After all these pre-processing steps, we can now compare country results for all summer games in the period 2000-2016.

Note that for better visualization of the many countries with a small number of medals, an \(\sqrt{}\)-transform of the y-axis is used.

Finally, we can use the `gganimate`

package to visualize
the dependence of the total number of medals won in the summer games
1960-2016 as a function of GDP per capita.

As before a \(\sqrt{}\)-transform of the y-axis is used for better visualization. One interesting observation we see from the animation is that the home-country of the Olympics always appears to do well in the following Olympics. Also note that the 1980 and 1984 were special due to boycotts. With respect to the top-5 nations it is also worth noticing that China, due to protests against the participation of Taiwan, did not participate in the Olympics 1956-1980. Furthermore, up to 1988 the team denoted “Germany” in the animation consists of the combined number of medals of “East Germany” and “West Germany”.

### Fun with Flags

Update: After being made aware of the concurrent blog
entry by Philippe
Massicotte on how to visualize the Rio medal table using the
`ggflags`

package, the above gapminder visualization can
easily be extended to use flags instead of nation names. As the
`ggflags`

package only contains the flags of currently
existing countries we start the visualization in 1990. For better
visability we also add the trajectory of each nation.

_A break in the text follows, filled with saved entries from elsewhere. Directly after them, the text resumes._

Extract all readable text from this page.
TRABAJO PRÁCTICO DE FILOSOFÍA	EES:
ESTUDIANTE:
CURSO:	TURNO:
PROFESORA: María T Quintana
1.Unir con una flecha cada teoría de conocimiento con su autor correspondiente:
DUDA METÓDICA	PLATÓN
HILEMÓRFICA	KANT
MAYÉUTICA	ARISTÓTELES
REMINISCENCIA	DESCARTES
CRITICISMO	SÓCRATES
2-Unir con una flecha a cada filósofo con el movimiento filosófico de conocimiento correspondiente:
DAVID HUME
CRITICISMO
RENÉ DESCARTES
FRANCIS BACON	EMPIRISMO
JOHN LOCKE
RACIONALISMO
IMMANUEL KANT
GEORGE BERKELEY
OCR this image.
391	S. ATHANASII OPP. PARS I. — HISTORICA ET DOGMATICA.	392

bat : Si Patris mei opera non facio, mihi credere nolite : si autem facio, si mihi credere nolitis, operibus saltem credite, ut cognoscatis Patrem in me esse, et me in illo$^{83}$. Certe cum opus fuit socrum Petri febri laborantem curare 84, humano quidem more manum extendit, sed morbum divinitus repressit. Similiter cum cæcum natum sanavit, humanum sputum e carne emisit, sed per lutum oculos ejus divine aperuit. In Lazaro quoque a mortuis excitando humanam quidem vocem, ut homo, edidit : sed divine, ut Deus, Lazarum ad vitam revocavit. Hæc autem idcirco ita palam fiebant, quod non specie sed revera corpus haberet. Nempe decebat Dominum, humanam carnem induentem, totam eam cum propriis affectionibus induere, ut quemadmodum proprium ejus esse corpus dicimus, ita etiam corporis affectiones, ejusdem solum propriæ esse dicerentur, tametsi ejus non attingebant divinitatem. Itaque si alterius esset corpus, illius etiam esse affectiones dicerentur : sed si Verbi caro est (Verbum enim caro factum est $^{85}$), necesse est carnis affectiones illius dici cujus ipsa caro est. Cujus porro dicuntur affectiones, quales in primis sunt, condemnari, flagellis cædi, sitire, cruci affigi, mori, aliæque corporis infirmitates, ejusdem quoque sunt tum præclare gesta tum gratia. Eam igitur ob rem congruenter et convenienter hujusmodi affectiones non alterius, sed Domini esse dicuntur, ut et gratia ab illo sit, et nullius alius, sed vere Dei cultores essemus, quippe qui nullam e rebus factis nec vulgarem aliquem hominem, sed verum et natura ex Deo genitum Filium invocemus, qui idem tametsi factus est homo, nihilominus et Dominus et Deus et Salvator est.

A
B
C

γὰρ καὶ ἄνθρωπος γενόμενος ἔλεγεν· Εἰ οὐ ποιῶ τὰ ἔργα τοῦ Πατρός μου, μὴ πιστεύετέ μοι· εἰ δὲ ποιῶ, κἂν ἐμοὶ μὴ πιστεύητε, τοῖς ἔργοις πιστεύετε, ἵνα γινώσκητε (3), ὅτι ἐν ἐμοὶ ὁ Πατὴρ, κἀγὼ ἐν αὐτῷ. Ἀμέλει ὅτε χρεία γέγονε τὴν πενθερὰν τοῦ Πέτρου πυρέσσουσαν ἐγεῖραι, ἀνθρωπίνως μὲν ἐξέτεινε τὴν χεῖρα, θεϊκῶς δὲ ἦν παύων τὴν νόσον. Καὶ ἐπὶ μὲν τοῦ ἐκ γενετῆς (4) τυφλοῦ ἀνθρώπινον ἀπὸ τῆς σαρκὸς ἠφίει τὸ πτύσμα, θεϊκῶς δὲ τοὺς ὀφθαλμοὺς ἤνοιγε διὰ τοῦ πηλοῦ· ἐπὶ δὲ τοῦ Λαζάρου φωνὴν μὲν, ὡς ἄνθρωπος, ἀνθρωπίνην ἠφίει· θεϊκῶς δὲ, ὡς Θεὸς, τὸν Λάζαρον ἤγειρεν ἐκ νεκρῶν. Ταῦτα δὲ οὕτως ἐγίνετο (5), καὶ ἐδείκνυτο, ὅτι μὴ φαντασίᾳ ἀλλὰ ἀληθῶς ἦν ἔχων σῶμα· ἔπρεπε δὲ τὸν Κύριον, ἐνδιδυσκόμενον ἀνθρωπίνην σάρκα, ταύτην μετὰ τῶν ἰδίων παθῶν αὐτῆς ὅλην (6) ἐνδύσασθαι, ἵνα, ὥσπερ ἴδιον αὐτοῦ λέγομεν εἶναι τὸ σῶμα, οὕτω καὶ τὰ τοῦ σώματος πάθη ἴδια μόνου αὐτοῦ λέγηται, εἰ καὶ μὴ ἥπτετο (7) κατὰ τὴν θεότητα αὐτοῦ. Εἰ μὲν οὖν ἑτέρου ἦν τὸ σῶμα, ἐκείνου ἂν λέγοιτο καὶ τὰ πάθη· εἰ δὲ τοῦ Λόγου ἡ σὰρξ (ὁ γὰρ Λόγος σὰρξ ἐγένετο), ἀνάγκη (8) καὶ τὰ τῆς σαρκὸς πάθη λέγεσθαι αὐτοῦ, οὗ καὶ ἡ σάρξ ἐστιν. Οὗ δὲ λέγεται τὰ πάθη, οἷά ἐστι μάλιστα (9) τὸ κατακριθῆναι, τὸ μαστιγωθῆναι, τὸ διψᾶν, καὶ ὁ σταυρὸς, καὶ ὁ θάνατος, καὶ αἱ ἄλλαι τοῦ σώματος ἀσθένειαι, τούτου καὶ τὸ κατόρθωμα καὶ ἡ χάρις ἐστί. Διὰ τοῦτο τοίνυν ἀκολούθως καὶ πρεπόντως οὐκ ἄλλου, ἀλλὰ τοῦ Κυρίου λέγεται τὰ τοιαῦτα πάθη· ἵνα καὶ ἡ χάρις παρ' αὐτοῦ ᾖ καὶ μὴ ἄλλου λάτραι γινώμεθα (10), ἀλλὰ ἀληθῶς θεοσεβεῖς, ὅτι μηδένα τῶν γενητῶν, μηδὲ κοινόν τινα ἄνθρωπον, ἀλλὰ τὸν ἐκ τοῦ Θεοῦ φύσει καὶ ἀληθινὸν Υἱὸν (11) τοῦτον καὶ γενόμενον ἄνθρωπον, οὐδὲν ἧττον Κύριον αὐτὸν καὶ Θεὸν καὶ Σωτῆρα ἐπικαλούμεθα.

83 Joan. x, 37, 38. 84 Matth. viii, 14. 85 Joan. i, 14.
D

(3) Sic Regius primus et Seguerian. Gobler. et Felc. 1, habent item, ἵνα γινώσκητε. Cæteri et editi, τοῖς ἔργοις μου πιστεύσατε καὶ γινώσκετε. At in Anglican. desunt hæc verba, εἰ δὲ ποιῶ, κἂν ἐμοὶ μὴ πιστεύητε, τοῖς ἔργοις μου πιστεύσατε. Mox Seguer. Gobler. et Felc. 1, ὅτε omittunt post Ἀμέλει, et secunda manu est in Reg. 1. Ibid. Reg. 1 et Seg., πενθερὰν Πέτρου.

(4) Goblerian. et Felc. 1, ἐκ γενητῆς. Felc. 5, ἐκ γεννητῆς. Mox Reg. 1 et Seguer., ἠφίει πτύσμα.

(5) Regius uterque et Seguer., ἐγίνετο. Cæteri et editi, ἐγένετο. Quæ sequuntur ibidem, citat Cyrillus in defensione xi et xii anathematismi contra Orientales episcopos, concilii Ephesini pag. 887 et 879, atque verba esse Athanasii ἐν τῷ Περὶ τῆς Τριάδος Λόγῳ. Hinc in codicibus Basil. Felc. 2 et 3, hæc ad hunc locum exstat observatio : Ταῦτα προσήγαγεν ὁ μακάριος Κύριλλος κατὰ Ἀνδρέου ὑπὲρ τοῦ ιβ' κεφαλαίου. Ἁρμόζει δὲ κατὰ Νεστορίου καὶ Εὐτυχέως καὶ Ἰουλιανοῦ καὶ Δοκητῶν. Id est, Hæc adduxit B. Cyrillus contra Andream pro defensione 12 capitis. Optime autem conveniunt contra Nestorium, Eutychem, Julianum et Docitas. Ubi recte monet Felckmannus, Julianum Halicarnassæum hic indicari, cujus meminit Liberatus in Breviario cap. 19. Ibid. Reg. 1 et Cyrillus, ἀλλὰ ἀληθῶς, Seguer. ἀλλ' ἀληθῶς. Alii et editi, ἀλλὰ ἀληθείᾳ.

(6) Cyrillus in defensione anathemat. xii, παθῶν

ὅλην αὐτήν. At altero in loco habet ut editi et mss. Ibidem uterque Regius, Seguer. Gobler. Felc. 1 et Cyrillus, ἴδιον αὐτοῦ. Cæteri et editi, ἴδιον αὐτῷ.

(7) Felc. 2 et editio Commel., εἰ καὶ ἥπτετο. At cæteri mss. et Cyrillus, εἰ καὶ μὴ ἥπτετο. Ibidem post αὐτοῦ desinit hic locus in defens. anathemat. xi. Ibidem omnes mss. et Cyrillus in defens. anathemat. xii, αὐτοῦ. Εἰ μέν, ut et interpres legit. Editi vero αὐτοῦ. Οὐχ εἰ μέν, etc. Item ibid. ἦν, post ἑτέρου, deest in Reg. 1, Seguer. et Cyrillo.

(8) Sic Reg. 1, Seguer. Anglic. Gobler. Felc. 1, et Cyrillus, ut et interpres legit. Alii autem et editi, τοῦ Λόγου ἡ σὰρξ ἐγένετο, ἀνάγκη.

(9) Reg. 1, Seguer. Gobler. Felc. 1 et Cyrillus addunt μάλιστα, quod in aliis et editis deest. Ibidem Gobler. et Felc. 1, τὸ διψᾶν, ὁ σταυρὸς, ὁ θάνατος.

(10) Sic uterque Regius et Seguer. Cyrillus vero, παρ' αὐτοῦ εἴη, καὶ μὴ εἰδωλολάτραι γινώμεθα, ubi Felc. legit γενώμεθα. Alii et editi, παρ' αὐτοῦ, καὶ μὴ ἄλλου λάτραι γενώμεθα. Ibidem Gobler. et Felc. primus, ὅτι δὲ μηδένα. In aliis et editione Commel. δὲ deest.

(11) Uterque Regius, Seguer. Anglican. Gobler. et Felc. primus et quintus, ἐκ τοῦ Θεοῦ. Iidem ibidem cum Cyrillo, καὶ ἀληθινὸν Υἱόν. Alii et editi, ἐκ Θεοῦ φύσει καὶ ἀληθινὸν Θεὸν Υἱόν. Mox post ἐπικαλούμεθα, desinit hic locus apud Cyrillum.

### Number of Medals per Population

To see the medal tables in a different light, we instead visualize a
quantity relative to the number of medals per population. To enable
cross-year comparisons we therefore compute the following index for each
country and olympic summer games: \[
\frac{\text{Fraction of All Medals the Country got in that
Year}}{\text{Population in the Country that Year}} \times 10^6.
\] We shall call this index a country’s fraction of all medals
per million population. A similar animation as above, now with
logarithmic y-axis, illustrates the dynamics. To provide
**evidence supported neighbour mocking**, we highlight the
position of the three Nordic countries (Denmark, Sweden and Norway).

Jamaica, Bahamas and Grenada appear to do reasonably well lately compared to their population size. However, more more important - did you noticed the position of Denmark at the 2016 games in Rio?